By the way, in the above embodiment, when the facsimile device is a receiver, the control signal is received in the tonal counter circuit after the synchronization signal is no longer detected. This is because there is a possibility that an EOM2 signal will come.

However, if only the PIS signal is considered, the tonal counter circuit does not need to receive the control signal. That is, it is also possible to make the determination by inputting the output signal of the PIS signal detection circuit.

In other words, when a control signal is detected during image transmission or procedure operation, a facsimile device that operates based on the control signal detects the control signal only after it stops detecting the synchronization signal when receiving the image signal. become.

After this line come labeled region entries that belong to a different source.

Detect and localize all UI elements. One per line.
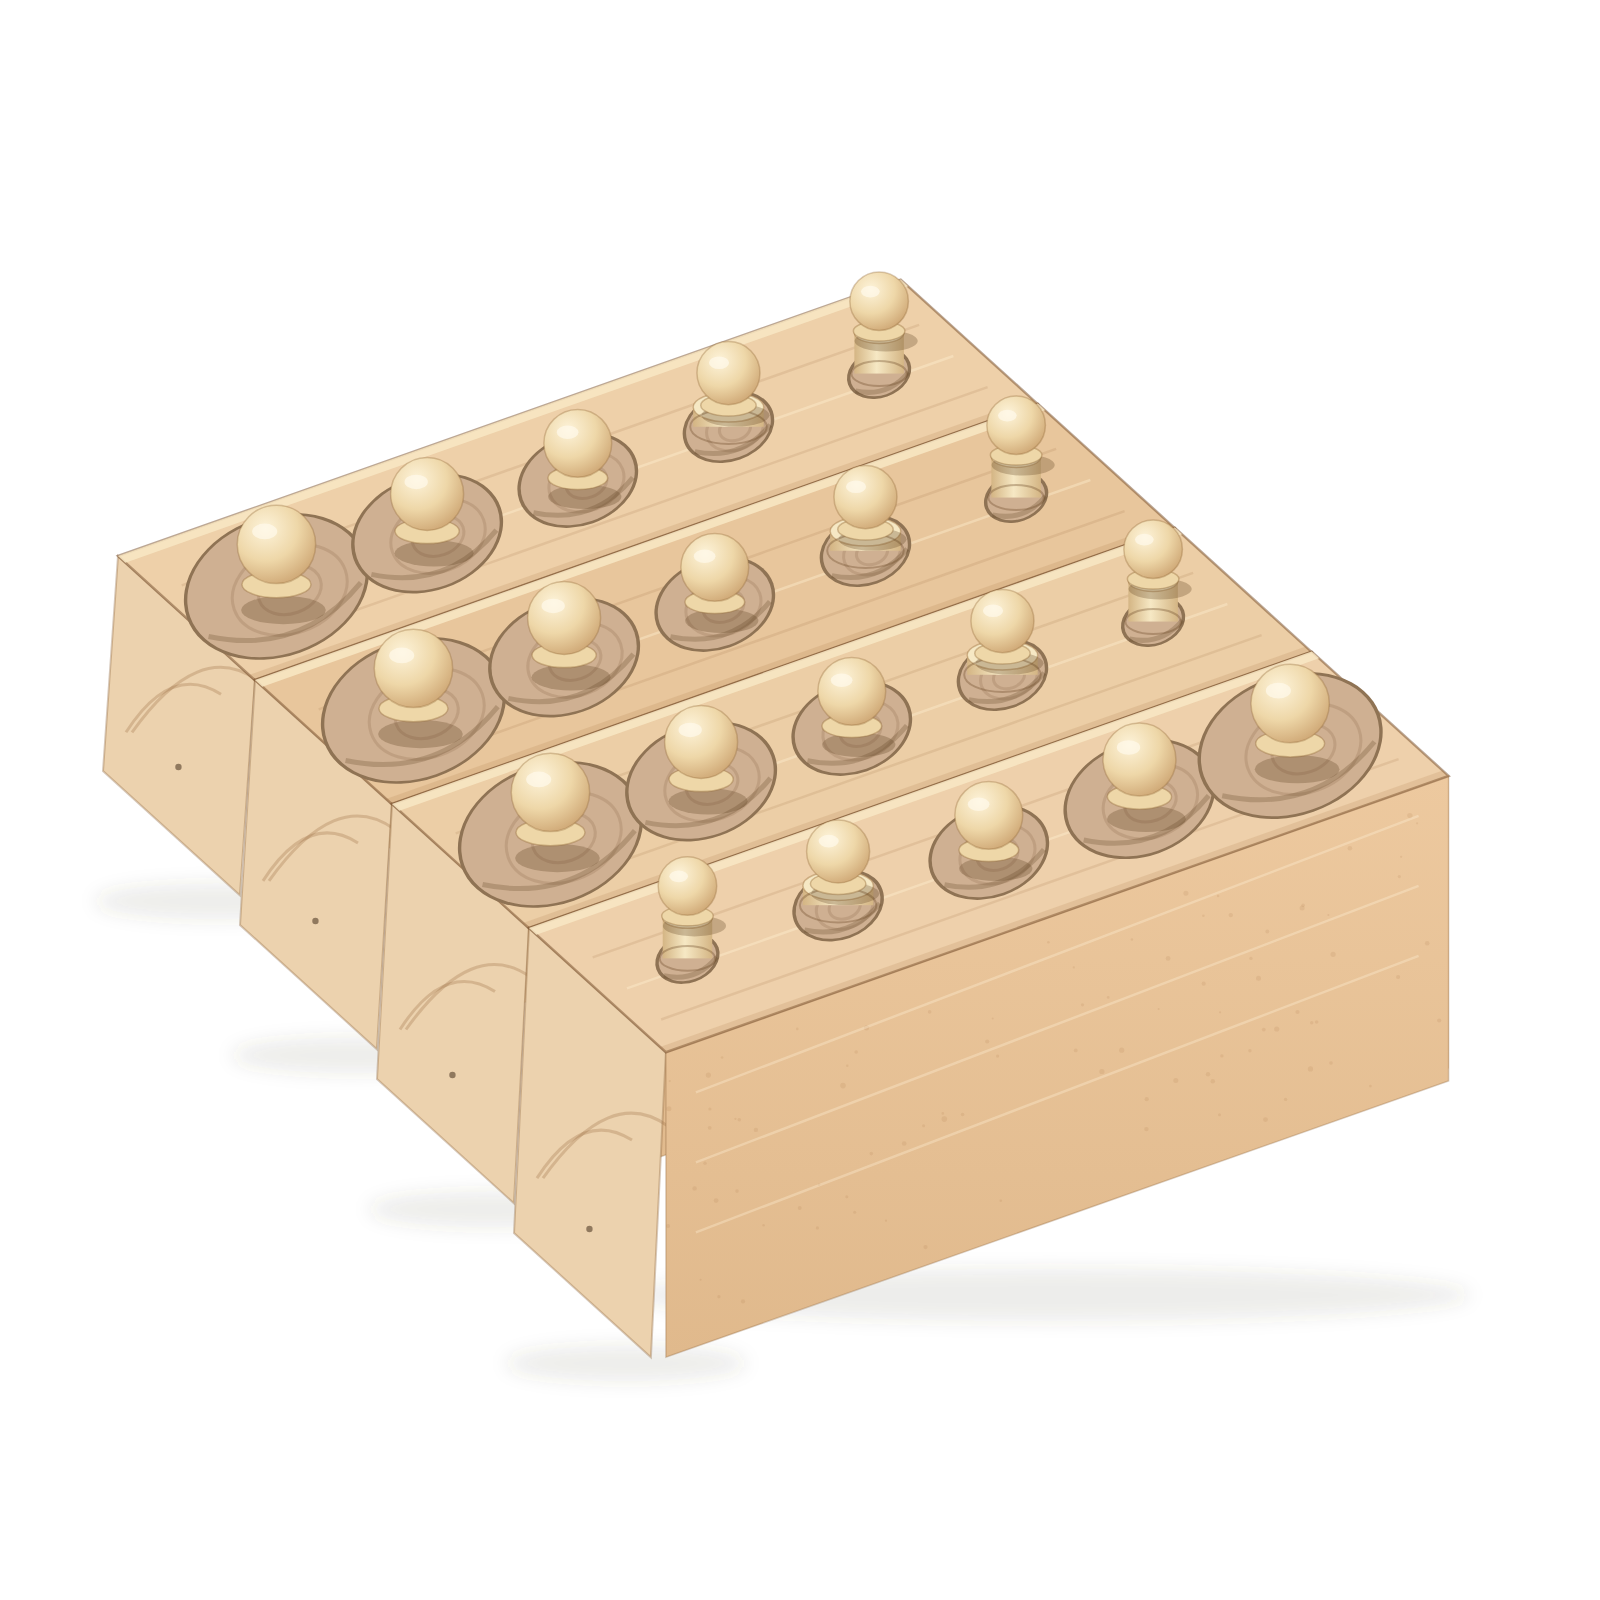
wood-pore (961, 1113, 965, 1117)
wood-pore (1145, 1097, 1149, 1101)
wood-pore (1308, 1066, 1313, 1071)
wood-pore (1263, 1117, 1268, 1122)
cylinder-blocks-scene (0, 0, 1600, 1600)
wood-pore (1000, 1200, 1003, 1203)
wood-pore (846, 1065, 848, 1067)
wood-pore (1229, 913, 1233, 917)
wood-speck (449, 1072, 455, 1078)
knob (1251, 664, 1329, 742)
knob-shadow (515, 844, 600, 872)
wood-pore (854, 1050, 858, 1054)
wood-pore (1119, 1048, 1124, 1053)
wood-pore (714, 1198, 719, 1203)
wood-pore (902, 1141, 907, 1146)
wood-pore (1202, 915, 1205, 918)
wood-pore (1369, 1085, 1372, 1088)
knob-highlight (252, 524, 277, 540)
wood-pore (1107, 996, 1110, 999)
wood-pore (669, 1080, 671, 1082)
knob (850, 272, 909, 331)
wood-pore (1262, 1028, 1266, 1032)
knob-highlight (1135, 534, 1154, 546)
knob (1103, 723, 1176, 796)
wood-pore (1274, 1026, 1279, 1031)
knob-shadow (395, 540, 474, 566)
wood-pore (1425, 941, 1430, 946)
knob-highlight (983, 604, 1003, 617)
wood-pore (922, 1124, 925, 1127)
wood-pore (734, 1118, 736, 1120)
wood-pore (1206, 1072, 1210, 1076)
wood-pore (1295, 1010, 1299, 1014)
wood-speck (312, 918, 318, 924)
wood-pore (1099, 1069, 1104, 1074)
wood-pore (692, 1186, 696, 1190)
wood-pore (1220, 1054, 1223, 1057)
wood-pore (703, 1162, 706, 1165)
wood-pore (1047, 941, 1050, 944)
knob-shadow (241, 596, 326, 624)
wood-pore (1437, 1018, 1441, 1022)
wood-pore (928, 1010, 932, 1014)
wood-pore (1211, 1079, 1215, 1083)
knob (681, 533, 749, 601)
wood-pore (666, 1224, 670, 1228)
knob-shadow (1107, 806, 1186, 832)
wood-pore (845, 1195, 848, 1198)
wood-pore (840, 1083, 846, 1089)
wood-pore (996, 1055, 999, 1058)
knob (807, 820, 870, 883)
knob (528, 581, 601, 654)
knob-shadow (532, 664, 611, 690)
wood-pore (1329, 1061, 1333, 1065)
wood-pore (1348, 846, 1353, 851)
wood-pore (1073, 966, 1075, 968)
wood-pore (721, 1056, 724, 1059)
knob-shadow (378, 720, 463, 748)
wood-pore (1284, 1098, 1287, 1101)
wood-pore (1166, 956, 1171, 961)
wood-pore (1301, 904, 1305, 908)
wood-pore (796, 1028, 799, 1031)
knob-highlight (669, 870, 688, 882)
knob-highlight (557, 425, 579, 439)
knob-highlight (526, 772, 551, 788)
wood-pore (1144, 1127, 1148, 1131)
wood-pore (762, 1224, 764, 1226)
wood-pore (798, 1206, 802, 1210)
wood-pore (735, 1189, 739, 1193)
knob (658, 857, 717, 916)
knob (374, 629, 452, 707)
knob-highlight (861, 286, 880, 298)
wood-pore (853, 1211, 856, 1214)
wood-pore (708, 1107, 711, 1110)
wood-pore (1248, 1049, 1251, 1052)
wood-pore (1416, 822, 1418, 824)
knob (834, 466, 897, 529)
knob-highlight (831, 673, 853, 687)
wood-pore (992, 1017, 994, 1019)
wood-pore (738, 1118, 742, 1122)
knob-highlight (998, 410, 1017, 422)
wood-pore (870, 1152, 874, 1156)
wood-pore (1202, 982, 1206, 986)
wood-pore (708, 1126, 712, 1130)
knob-highlight (819, 835, 839, 848)
knob-highlight (968, 797, 990, 811)
knob (665, 705, 738, 778)
knob-highlight (405, 475, 428, 490)
knob-highlight (389, 648, 414, 664)
wood-pore (1310, 1021, 1313, 1024)
wood-pore (706, 1073, 711, 1078)
wood-pore (754, 1128, 758, 1132)
knob-highlight (679, 723, 702, 738)
wood-pore (1158, 1008, 1160, 1010)
wood-pore (1183, 891, 1188, 896)
wood-pore (1265, 930, 1269, 934)
wood-pore (1173, 1078, 1178, 1083)
wood-pore (816, 1226, 819, 1229)
wood-pore (1074, 1049, 1078, 1053)
knob-highlight (1117, 740, 1140, 755)
knob (818, 657, 886, 725)
knob-highlight (846, 480, 866, 493)
wood-pore (923, 1245, 927, 1249)
wood-pore (1218, 1113, 1221, 1116)
product-photo-montessori-cylinder-blocks (0, 0, 1600, 1600)
knob (544, 409, 612, 477)
wood-pore (1398, 875, 1401, 878)
wood-pore (666, 1106, 671, 1111)
wood-pore (1400, 856, 1402, 858)
wood-pore (985, 1039, 989, 1043)
wood-speck (175, 764, 181, 770)
knob-shadow (1255, 755, 1340, 783)
wood-pore (1396, 975, 1400, 979)
knob-highlight (709, 356, 729, 369)
knob (971, 590, 1034, 653)
knob (391, 457, 464, 530)
knob-shadow (669, 788, 748, 814)
wood-pore (1256, 976, 1261, 981)
wood-pore (942, 1116, 948, 1122)
wood-pore (885, 1220, 887, 1222)
knob (955, 781, 1023, 849)
wood-pore (700, 1279, 702, 1281)
knob (987, 396, 1046, 455)
wood-pore (717, 1295, 720, 1298)
knob-highlight (542, 599, 565, 614)
wood-pore (942, 1112, 945, 1115)
wood-pore (1081, 1003, 1084, 1006)
wood-pore (1131, 938, 1133, 940)
shadow-blob (506, 1345, 746, 1381)
wood-pore (1217, 895, 1220, 898)
knob-highlight (694, 549, 716, 563)
wood-pore (1315, 1020, 1319, 1024)
knob (237, 505, 315, 583)
wood-pore (1219, 1011, 1221, 1013)
knob (511, 753, 589, 831)
knob (1124, 520, 1183, 579)
wood-pore (1249, 957, 1252, 960)
wood-speck (586, 1226, 592, 1232)
knob-highlight (1266, 683, 1291, 699)
wood-pore (1327, 914, 1329, 916)
wood-pore (741, 1299, 745, 1303)
wood-pore (1331, 952, 1336, 957)
knob (697, 342, 760, 405)
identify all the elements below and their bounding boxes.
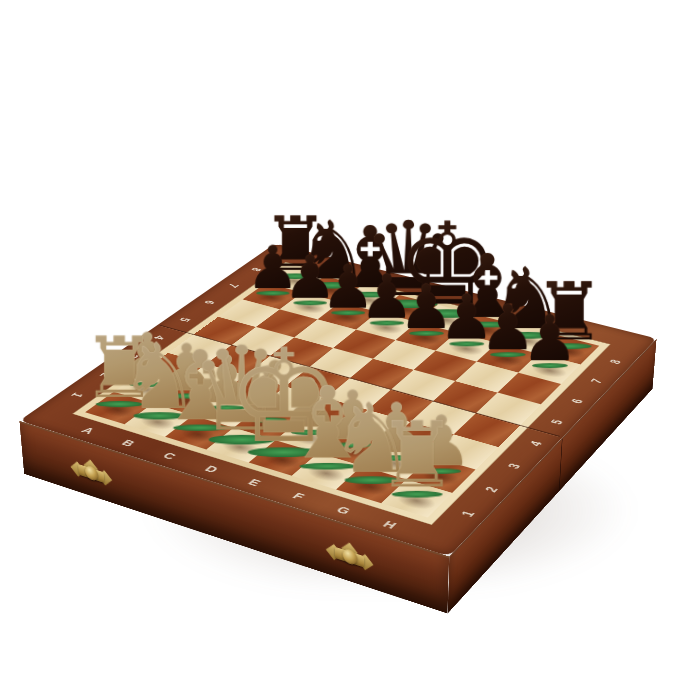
felt-base [532, 363, 568, 368]
fold-seam-side [559, 439, 563, 492]
piece-glyph: ♜ [339, 412, 494, 498]
felt-base [391, 490, 442, 497]
brass-latch [71, 455, 110, 490]
photo-background: ♜♞♝♛♚♝♞♜♟♟♟♟♟♟♟♟♟♟♟♟♟♟♟♟♜♞♝♛♚♝♞♜ ABCDEFG… [0, 0, 700, 700]
white-rook: ♜ [339, 412, 494, 498]
brass-latch [328, 538, 371, 576]
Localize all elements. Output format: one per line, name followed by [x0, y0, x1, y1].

Effects As is clear from the above description, according to the present invention, the control signal is detected by passing the frequency component of the control signal from the received signal, integrating the passed signal, and comparing it with the reference voltage. and a second detection means for detecting a control signal by binarizing the received signal, measuring its period to recognize the frequency, and recognizing the frequency of the control signal, and transmitting the signal. While operating as a machine and transmitting an image signal, the first detection means detects a control signal;
On the other hand, while operating as a receiver, the second detection means is configured to detect the control signal on the condition that no image signal is being received. The present invention has an excellent effect in that control signals can be detected immediately, and malfunctions of the device due to erroneous detection of control signals can be reliably prevented.

[Brief explanation of the drawing]

The figure explains one embodiment of the present invention.
2 is a block diagram of the control circuit, FIGS. 2A and 2B are explanatory diagrams of different tonal signal frequency determination methods, and FIG. 3 is a flowchart diagram illustrating the control operation. 1...2-3 value conversion circuit, 2...Low pass filter, 3...Carrier wave generation circuit, 4...Modulator, 5
... Residual sideband filter, 6, 9 ... Equalizer, 7
...Hybrid circuit, 8...Network control device, 10
... Bandpass filter, 11 ... Automatic gain adjustment circuit, 12 ... Demodulator, 13 ... Synchronization signal detection circuit, 14 ... PIS signal detection circuit, 16 ... Binarization circuit, 17 ... Tonal counter circuit , 18...
control circuit.

Claims (1)

[Claims] 1. In a facsimile device that detects a control signal having a predetermined frequency for interrupting image communication while operating as a transmitter and as a receiver, a first detection means for detecting the control signal by passing a frequency component, integrating the passed signal, and comparing the integrated signal with a reference voltage; and binarizing the received signal; a second detection means for detecting the control signal by recognizing the frequency by measuring the period and detecting the control signal by recognizing the predetermined frequency; and a second detection means for detecting whether or not an image signal is being received. 3
and a detection means for causing the first detection means to detect the control signal when operating as a transmitter and transmitting an image signal, and on the other hand, when operating as a receiver and causing the above-mentioned second detection means to detect the control signal when the image signal is not being received. A facsimile apparatus comprising a control means for causing a detection means to detect the control signal.